The ownership battle of Stockmann looks to turn out in Hartwall’s favor.
Now, the third largest owner of Stockmann, The Swedish Literature Society (SLS) makes a turn and announces that it does not see obstacles to a merger of the two share series the company.
The largest owner of Stockmann, Hartwall Capital, wants the vote A shares and limited voting class B shares to be merged into a single series of shares, arguing that it would eventually benefit the company’s share price.
This would also change the power balance to Hartwall’s favor.
The second largest owner Konstsamfundet CEO Kaj-Gustaf Bergh has called it an attempt to hijack the company when the share price is at its lowest, and now leaves the presidency of Stockmann.

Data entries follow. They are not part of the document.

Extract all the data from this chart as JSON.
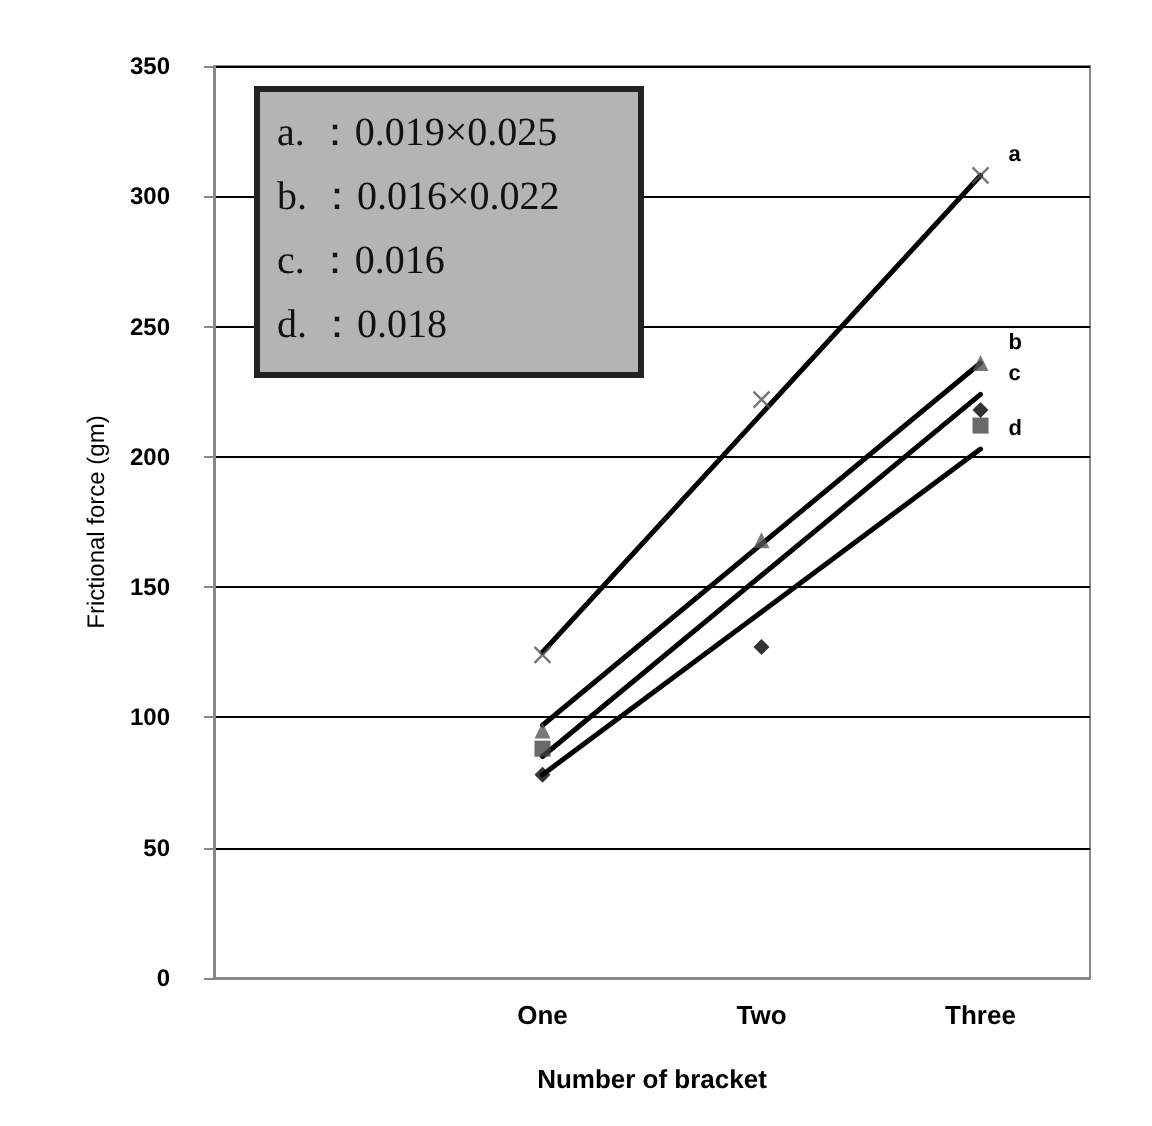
{
  "chart_data": {
    "type": "line",
    "xlabel": "Number of bracket",
    "ylabel": "Frictional force (gm)",
    "categories": [
      null,
      "One",
      "Two",
      "Three"
    ],
    "series": [
      {
        "name": "a",
        "color": "#000000",
        "values": [
          null,
          125,
          null,
          308
        ]
      },
      {
        "name": "b",
        "color": "#000000",
        "values": [
          null,
          97,
          null,
          236
        ]
      },
      {
        "name": "c",
        "color": "#000000",
        "values": [
          null,
          85,
          null,
          224
        ]
      },
      {
        "name": "d",
        "color": "#000000",
        "values": [
          null,
          78,
          null,
          203
        ]
      },
      {
        "type": "scatter",
        "marker": "cross",
        "color": "#555555",
        "values": [
          null,
          124,
          222,
          308
        ]
      },
      {
        "type": "scatter",
        "marker": "triangle",
        "color": "#555555",
        "values": [
          null,
          95,
          168,
          236
        ]
      },
      {
        "type": "scatter",
        "marker": "square",
        "color": "#444444",
        "values": [
          null,
          88,
          null,
          212
        ]
      },
      {
        "type": "scatter",
        "marker": "diamond",
        "color": "#000000",
        "values": [
          null,
          78,
          127,
          218
        ]
      }
    ],
    "ylim": [
      0,
      350
    ],
    "yticks": [
      0,
      50,
      100,
      150,
      200,
      250,
      300,
      350
    ],
    "grid": "y",
    "legend": false,
    "line_style": "solid",
    "annotations": [
      "a. ：0.019×0.025",
      "b. ：0.016×0.022",
      "c. ：0.016",
      "d. ：0.018"
    ]
  }
}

“We have in the SLS made a thorough investigation of the matter and considered it from the SLS perspective and in light of our investment policy. In principle, we are open to a merger of the share series, however, that it would be realized through a proposal prepared by the company’s board, and together with the major shareholders, ” says Swedish Literature Society president, Dag Wallgren, to Hufvudstadsbladet.
In contrast, says the Finance Council – who has the final say in how the Literature Society’s assets are managed – that the compensation for those forced to abstain vote shares is insufficient, but is “open to further discussions.”
Stockmann’s Annual General Meeting will be held on Tuesday.